Angesichts der jüngsten Verluste auf dem Schlachtfeld in der Ost- und Südukraine versuchte Herr Putin diese Woche, seine Kriegsanstrengungen wiederzubeleben, indem er die Referenden startete und eine Einberufung des Militärs ankündigte, von der russische Beamte sagten, dass sie 300.000 Soldaten in seine Reihen aufnehmen könnte.
Auch die Wehrpflichtbemühungen stießen auf Widerstand, diesmal jedoch von den Russen selbst.
Einige russische Männer, die zuvor den Militärdienst vermieden hatten oder der Invasion der Ukraine gleichgültig gegenüberstanden, haben sich bemüht, das Land zu verlassen, seit Herr Putin am Mittwoch eine, wie er es nannte, „Teilmobilisierung“ angekündigt hat. Flüge aus russischen Städten in Länder, in die Russen ohne Visum einreisen können, sind schnell ausverkauft, während die Linien an Russlands Landgrenzen gewachsen sind, einige erstrecken sich über viele Kilometer.
Und als die ersten Wehrpflichtbescheide eintrafen, fragten Dorfbewohner, Aktivisten und sogar einige gewählte Beamte, warum die Aktion anscheinend viel mehr auf Minderheitengruppen und abgelegene Gebiete als auf Städte abzielt.
Ukrainer, die in vom russischen Militär besetzten Gebieten leben, fürchten, eingezogen zu werden. Das ukrainische Militär teilte am Samstag in einer Erklärung mit, dass in den Regionen Zaporizka und Cherson in der Südukraine bereits Einberufungsbescheide verteilt worden seien.
Olha, eine Ukrainerin, die am Donnerstagabend mit Freunden in Enerhodar, einer von Russland kontrollierten Stadt im Südosten der Ukraine in der Nähe des Kernkraftwerks Saporischschja, sprach, sagte, Männer im Alter zwischen 18 und 35 Jahren würden daran gehindert, die Stadt zu verlassen.
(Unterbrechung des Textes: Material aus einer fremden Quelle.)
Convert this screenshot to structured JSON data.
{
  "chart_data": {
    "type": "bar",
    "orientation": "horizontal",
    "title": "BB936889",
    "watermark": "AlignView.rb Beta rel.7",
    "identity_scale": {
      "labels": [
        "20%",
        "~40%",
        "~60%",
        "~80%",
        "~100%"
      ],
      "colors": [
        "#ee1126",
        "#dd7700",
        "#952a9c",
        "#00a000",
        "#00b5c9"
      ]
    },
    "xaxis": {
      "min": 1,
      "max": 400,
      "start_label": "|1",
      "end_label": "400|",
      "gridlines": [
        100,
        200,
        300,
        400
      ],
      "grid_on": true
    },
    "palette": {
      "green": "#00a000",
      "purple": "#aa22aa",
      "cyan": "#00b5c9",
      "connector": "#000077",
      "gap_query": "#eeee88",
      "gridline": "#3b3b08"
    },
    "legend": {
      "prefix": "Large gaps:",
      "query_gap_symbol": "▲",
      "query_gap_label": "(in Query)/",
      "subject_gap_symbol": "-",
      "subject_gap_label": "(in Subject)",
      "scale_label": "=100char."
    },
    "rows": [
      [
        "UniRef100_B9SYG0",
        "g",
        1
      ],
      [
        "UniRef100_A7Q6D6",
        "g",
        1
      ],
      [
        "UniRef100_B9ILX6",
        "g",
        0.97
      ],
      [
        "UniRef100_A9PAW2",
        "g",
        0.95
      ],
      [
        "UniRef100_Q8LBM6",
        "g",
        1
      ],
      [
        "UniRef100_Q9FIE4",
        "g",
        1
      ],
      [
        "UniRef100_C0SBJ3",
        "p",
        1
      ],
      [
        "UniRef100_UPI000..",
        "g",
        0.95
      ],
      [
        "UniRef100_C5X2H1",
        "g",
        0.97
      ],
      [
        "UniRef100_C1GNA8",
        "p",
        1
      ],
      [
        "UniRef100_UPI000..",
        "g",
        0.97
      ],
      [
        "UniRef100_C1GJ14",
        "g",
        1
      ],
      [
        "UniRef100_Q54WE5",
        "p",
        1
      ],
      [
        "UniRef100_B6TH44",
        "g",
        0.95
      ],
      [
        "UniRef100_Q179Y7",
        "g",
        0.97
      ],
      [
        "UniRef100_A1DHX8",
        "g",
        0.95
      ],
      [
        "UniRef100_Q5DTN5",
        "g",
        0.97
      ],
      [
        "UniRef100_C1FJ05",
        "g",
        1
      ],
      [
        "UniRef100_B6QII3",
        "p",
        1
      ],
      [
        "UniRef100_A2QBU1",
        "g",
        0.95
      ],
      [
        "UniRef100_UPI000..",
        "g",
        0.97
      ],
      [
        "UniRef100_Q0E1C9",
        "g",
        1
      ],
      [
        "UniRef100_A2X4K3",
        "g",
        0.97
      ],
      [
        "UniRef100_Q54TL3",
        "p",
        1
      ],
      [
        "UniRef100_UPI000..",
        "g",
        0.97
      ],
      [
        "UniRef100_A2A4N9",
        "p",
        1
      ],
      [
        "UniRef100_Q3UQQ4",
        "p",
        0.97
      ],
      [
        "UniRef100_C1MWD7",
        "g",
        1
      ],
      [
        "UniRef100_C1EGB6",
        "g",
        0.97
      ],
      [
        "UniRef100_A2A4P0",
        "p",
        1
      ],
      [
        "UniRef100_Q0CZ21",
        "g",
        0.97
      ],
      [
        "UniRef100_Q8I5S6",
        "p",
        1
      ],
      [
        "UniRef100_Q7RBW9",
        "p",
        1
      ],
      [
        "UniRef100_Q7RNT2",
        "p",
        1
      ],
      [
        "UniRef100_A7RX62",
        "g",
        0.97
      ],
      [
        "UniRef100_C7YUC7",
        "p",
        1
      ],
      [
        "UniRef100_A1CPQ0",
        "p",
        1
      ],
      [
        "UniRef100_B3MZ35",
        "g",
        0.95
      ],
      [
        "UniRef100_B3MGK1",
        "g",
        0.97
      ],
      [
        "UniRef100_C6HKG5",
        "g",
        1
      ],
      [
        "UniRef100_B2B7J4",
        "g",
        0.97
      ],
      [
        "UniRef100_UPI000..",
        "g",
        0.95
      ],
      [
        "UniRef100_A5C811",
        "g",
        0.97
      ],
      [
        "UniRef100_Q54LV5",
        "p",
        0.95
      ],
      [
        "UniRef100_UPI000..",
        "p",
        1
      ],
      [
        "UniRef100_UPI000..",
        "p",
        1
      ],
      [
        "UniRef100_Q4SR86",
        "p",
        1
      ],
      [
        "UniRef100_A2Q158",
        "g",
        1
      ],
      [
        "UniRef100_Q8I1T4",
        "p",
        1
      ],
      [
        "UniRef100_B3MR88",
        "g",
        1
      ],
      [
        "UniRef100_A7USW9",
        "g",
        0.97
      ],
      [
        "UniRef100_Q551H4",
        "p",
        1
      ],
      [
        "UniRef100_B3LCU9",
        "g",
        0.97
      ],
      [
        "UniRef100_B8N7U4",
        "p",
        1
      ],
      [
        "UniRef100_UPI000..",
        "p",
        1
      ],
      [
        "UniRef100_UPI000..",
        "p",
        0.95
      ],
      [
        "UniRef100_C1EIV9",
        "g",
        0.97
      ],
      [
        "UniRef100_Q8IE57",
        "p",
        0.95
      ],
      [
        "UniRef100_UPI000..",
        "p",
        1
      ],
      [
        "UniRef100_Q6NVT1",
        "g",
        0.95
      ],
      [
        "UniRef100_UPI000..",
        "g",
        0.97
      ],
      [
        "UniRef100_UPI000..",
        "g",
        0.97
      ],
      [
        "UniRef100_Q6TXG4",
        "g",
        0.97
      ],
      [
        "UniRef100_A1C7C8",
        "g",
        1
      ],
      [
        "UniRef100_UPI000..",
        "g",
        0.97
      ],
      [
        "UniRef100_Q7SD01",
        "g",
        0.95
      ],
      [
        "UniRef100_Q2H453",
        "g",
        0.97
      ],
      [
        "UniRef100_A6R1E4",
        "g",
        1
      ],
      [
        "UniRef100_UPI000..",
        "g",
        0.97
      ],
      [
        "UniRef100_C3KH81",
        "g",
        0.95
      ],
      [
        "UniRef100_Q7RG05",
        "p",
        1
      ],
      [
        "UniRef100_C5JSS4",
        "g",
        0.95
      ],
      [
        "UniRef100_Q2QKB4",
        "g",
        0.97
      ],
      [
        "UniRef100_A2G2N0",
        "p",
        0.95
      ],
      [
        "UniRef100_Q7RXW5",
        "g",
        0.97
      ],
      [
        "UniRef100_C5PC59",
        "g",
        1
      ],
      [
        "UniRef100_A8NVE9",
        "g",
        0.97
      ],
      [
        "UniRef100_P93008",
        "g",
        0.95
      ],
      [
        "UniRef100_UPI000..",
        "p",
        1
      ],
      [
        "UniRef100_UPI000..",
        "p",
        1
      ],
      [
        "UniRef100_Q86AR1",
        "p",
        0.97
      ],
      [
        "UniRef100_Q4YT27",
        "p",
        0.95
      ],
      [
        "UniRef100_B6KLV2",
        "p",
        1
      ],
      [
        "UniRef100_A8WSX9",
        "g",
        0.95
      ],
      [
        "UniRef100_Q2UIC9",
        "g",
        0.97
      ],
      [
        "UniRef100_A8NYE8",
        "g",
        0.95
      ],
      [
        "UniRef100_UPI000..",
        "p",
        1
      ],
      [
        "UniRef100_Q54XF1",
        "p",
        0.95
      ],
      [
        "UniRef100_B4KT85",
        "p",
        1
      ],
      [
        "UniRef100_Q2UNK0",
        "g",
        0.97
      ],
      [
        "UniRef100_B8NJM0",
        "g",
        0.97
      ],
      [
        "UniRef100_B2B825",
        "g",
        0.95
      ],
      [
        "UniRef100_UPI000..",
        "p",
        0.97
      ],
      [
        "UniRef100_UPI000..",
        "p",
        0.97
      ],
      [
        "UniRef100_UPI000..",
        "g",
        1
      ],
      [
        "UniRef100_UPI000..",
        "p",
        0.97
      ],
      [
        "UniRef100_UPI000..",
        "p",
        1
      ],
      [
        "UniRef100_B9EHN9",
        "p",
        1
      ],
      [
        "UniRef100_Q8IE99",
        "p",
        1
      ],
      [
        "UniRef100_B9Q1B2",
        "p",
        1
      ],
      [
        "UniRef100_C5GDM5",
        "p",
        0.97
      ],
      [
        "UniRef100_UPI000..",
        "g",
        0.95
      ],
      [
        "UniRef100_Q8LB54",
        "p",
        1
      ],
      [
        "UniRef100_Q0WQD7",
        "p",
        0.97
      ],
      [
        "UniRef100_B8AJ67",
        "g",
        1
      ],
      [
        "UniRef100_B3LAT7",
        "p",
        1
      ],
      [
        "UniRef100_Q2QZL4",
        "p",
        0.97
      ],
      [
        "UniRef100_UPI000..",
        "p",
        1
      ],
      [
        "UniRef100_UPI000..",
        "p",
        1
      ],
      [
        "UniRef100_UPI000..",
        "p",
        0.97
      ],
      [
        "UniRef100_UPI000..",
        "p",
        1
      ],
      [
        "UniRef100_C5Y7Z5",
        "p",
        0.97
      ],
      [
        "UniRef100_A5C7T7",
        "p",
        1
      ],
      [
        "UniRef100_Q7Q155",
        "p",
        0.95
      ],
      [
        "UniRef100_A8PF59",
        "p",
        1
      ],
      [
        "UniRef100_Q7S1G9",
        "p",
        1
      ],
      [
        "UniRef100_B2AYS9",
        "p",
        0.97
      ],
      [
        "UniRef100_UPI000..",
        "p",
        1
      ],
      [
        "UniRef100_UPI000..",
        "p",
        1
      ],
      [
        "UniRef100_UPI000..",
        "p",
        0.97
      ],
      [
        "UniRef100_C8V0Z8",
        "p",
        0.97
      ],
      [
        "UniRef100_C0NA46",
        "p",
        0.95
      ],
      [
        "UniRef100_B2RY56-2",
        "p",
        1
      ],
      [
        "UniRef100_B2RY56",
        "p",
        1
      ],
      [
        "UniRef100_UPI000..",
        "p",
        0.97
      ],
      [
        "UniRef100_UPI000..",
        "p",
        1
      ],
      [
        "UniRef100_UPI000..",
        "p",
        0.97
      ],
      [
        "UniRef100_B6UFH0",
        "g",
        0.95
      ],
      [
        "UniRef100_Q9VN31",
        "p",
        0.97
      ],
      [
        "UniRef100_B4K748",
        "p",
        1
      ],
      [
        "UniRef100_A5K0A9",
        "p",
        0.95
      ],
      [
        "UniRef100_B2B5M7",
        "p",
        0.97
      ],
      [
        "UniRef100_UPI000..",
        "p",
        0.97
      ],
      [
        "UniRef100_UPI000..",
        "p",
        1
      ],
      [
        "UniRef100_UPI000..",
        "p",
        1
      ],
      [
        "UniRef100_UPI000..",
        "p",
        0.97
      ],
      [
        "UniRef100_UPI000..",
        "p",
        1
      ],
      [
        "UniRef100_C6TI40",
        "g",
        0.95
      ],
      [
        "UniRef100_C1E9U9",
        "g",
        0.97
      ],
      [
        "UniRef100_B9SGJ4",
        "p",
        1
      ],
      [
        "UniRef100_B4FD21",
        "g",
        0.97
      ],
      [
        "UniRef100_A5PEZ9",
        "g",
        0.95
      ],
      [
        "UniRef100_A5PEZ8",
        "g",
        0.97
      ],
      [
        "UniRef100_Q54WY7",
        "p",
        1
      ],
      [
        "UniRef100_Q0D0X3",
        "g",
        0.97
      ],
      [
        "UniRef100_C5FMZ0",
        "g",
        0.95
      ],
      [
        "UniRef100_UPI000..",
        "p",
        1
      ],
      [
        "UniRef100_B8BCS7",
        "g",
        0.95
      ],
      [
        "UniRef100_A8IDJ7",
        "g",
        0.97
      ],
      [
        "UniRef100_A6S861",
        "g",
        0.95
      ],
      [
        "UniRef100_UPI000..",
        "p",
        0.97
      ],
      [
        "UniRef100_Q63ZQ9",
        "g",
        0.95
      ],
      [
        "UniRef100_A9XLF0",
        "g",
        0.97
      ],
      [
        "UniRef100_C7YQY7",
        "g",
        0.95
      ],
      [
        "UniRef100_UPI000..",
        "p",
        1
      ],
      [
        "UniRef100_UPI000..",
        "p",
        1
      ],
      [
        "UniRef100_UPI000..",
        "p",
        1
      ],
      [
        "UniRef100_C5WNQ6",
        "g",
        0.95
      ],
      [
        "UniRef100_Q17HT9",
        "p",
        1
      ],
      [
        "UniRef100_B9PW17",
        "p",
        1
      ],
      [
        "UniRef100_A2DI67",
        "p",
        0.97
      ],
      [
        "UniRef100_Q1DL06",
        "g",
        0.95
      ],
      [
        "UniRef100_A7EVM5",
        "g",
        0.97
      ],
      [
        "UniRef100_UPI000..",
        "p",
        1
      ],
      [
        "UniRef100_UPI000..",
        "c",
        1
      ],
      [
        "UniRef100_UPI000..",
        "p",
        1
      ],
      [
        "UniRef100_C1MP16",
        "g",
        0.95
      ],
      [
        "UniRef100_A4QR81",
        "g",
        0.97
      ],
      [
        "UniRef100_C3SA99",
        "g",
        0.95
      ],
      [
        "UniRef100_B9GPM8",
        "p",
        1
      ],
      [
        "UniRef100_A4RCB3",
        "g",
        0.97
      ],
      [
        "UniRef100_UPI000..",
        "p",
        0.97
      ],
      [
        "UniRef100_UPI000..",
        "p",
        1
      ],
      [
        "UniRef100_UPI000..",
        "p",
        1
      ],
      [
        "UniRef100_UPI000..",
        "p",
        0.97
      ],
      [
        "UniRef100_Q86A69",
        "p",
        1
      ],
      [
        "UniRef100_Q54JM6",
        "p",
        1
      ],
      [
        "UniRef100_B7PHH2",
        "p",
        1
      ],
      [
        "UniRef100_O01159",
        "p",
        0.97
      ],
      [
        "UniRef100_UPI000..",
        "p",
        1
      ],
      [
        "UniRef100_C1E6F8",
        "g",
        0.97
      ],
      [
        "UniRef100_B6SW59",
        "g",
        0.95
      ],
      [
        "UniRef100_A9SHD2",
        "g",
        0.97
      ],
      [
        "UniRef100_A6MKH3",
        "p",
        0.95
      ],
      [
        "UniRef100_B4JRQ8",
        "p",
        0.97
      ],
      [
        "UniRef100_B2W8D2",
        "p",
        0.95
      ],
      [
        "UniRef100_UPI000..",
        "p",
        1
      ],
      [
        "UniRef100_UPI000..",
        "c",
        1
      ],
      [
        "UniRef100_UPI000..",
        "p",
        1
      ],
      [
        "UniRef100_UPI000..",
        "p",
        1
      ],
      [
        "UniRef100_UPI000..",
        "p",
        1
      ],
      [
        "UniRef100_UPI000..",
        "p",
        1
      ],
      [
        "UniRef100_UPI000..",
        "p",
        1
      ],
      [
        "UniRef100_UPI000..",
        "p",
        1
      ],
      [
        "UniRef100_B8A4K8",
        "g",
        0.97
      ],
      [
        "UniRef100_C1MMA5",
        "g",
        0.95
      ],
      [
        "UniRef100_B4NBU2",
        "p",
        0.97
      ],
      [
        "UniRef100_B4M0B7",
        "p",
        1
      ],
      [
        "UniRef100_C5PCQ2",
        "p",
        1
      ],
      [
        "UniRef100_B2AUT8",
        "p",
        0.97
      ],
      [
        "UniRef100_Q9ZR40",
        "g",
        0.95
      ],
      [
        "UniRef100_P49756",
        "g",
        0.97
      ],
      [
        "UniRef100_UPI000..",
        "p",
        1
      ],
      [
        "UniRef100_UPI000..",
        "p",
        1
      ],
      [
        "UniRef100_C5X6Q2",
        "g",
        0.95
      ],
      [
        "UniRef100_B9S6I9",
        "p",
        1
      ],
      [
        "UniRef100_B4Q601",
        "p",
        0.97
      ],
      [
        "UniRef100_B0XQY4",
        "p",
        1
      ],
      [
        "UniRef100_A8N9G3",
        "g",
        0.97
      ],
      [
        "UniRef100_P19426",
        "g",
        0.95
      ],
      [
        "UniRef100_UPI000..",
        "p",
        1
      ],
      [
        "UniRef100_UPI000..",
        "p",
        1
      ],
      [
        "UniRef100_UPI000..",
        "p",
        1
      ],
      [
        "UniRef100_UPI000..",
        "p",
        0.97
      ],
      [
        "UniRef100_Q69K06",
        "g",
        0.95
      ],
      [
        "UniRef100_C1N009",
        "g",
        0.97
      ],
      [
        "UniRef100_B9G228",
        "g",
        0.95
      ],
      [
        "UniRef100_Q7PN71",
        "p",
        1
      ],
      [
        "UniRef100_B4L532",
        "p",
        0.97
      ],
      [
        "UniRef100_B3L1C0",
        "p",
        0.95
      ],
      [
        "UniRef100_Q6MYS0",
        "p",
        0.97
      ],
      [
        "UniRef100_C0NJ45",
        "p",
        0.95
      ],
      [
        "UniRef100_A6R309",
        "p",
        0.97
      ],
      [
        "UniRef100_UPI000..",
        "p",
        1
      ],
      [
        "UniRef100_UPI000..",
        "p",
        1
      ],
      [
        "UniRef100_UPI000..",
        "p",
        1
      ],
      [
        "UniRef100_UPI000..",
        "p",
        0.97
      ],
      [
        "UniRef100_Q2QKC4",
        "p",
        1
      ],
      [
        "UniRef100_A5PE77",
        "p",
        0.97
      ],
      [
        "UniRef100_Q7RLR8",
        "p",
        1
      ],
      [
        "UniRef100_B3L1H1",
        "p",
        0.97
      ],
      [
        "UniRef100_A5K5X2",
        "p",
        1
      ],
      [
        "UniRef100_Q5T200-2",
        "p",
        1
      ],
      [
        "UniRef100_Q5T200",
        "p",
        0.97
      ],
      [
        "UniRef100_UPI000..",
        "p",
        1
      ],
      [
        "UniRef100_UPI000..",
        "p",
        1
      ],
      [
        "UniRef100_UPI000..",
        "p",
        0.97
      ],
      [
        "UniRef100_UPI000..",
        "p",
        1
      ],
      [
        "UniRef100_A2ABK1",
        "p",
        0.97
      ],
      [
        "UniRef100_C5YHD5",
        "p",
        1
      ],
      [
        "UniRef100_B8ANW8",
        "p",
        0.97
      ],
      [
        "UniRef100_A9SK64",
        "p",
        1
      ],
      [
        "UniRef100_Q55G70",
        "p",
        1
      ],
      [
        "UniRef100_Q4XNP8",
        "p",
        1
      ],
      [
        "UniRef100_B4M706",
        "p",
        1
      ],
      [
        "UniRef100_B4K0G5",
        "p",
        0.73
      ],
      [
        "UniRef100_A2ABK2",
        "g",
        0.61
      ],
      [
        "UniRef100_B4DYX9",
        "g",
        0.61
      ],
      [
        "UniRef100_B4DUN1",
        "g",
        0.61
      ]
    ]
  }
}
Sie sagte, sie sei nervös, dass die Annexion junge Männer dazu zwingen würde, sich dem russischen Militär anzuschließen und gegen andere Ukrainer zu kämpfen.
Moskaus Ersatz seines stellvertretenden Verteidigungsministers, eines Generals, der die Schlachtfeldlogistik beaufsichtigt hatte, schlug neue Anstrengungen vor, um die Leistung seiner Streitkräfte zu verbessern.
Der Führungswechsel erfolgt nach dem Abzug der russischen Streitkräfte aus der nordöstlichen ukrainischen Region Charkiw vor zwei Wochen, ein Rückzug, der laut westlichen Militärexperten das Ausmaß ihres logistischen Versagens unterstrich.
Aber auf der Weltbühne lenkte Russland die Aufmerksamkeit von diesen Entwicklungen ab. In einer Rede vor der Generalversammlung der Vereinten Nationen am Samstag schlug Russlands Außenminister Sergej W. Lawrow auf die Vereinigten Staaten und ihre westlichen Verbündeten ein und wiederholte, was der Kreml zuvor gesagt hatte: Russland habe „keine andere Wahl“, als es zu tun eine „spezielle Militäroperation“ zum Schutz der Russen in der Ostukraine starten, weil die Ukraine die Rechte der dort lebenden ethnischen Russen bedroht habe.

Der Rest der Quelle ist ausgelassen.